Comme ivre, Paolo tituba à reculons par la porte. Il s'effondra bruyamment contre une pile de tabourets en bois et secoua la tête. Il sentit tout de suite le sang couler à flots sur son visage. Il m'a arraché l'arcade. Il va falloir me recoudre. Encore une fois !
L'instant d'après, le géant arrivait dans son champ de vision et Paolo se jeta instinctivement de côté. Il évita d'un cheveu un nouveau coup de massue de l'énorme poigne. Il recula rapidement de trois-quatre pas et réussit à lever les bras en position de défense. Paolo Roberto était secoué.

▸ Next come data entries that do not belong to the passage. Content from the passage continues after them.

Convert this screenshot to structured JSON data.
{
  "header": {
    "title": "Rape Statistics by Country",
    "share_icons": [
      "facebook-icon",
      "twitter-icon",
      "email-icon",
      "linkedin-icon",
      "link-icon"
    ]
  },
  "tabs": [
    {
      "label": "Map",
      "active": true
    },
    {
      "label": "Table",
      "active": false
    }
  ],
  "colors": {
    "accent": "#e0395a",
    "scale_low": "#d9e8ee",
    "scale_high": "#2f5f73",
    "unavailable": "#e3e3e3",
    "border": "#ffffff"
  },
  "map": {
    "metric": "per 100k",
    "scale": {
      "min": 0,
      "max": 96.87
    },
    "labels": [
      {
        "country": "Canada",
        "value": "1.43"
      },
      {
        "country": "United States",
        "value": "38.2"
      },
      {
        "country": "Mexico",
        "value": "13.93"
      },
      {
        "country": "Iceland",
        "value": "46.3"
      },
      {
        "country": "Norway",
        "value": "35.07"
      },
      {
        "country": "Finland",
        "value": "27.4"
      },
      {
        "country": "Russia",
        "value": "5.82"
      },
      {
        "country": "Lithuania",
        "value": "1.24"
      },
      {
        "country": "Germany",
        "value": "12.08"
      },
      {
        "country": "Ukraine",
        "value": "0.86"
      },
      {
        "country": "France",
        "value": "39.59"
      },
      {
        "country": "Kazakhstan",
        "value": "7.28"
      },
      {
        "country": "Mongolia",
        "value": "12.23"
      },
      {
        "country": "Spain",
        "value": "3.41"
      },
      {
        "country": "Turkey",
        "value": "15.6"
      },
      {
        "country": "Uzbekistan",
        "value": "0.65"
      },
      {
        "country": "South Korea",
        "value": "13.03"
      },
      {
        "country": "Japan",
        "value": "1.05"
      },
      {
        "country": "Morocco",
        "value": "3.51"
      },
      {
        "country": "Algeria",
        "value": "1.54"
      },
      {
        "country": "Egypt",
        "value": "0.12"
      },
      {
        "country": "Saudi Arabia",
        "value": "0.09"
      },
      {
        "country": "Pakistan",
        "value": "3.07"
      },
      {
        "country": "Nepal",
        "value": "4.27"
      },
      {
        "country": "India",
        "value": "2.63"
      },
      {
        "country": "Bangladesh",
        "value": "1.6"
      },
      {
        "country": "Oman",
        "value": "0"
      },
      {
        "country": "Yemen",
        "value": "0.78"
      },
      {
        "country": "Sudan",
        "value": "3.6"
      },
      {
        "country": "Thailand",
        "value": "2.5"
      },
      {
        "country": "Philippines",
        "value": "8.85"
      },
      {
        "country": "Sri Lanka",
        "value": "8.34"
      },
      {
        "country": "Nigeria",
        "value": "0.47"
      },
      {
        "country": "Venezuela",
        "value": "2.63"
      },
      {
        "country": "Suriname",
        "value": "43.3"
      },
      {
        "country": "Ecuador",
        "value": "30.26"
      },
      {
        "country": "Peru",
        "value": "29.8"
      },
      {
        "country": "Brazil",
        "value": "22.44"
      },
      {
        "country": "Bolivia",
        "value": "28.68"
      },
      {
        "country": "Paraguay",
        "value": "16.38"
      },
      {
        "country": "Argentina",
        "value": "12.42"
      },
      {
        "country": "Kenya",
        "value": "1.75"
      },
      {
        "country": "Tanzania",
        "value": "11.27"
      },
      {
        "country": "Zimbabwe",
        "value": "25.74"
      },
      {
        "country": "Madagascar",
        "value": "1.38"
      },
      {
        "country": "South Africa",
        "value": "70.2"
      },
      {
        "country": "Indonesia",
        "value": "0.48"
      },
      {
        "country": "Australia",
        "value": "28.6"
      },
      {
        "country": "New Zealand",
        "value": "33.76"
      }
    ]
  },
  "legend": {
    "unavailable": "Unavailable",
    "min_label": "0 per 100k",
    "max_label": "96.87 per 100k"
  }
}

Le géant blond le contempla avec des yeux qui exprimaient de la curiosité et presque de l'amusement. Puis il adopta la même position de défense que Paolo Roberto. C'est un boxeur. Ils commencèrent lentement à se tourner autour.
LES CENT QUATRE-VINGTS SECONDES qui suivirent furent le match le plus bizarre que Paolo Roberto ait jamais livré. Il n'y avait ni cordes, ni gants. Les seconds et l'arbitre n'existaient pas. Pas de gong qui interrompait le match et envoyait les deux combattants chacun dans son coin du ring pour quelques secondes de pause, avec de l'eau, des sels d'ammoniac et une serviette pour essuyer le sang des yeux.
Paolo Roberto comprit soudain qu'il se battait pour sa vie. Tout l'entraînement, toutes les années où il avait cogné sur des sacs de sable, tout le sparring et toute son expérience de tous les matches furent concentrés dans l'énergie qu'il développa soudain tandis que l'adrénaline circulait comme jamais avant il ne l'avait ressenti.
A présent, il ne mettait plus de sourdine à ses coups. Lui et son adversaire s'affrontèrent dans un échange où Paolo investissait toute sa force et tous ses muscles. Gauche, droite, gauche, gauche encore et un jab avec le droit sur le visage, s'abaisser pour le crochet gauche, un pas en arrière, attaque du droit. Chaque coup que Paolo Roberto décocha toucha son adversaire.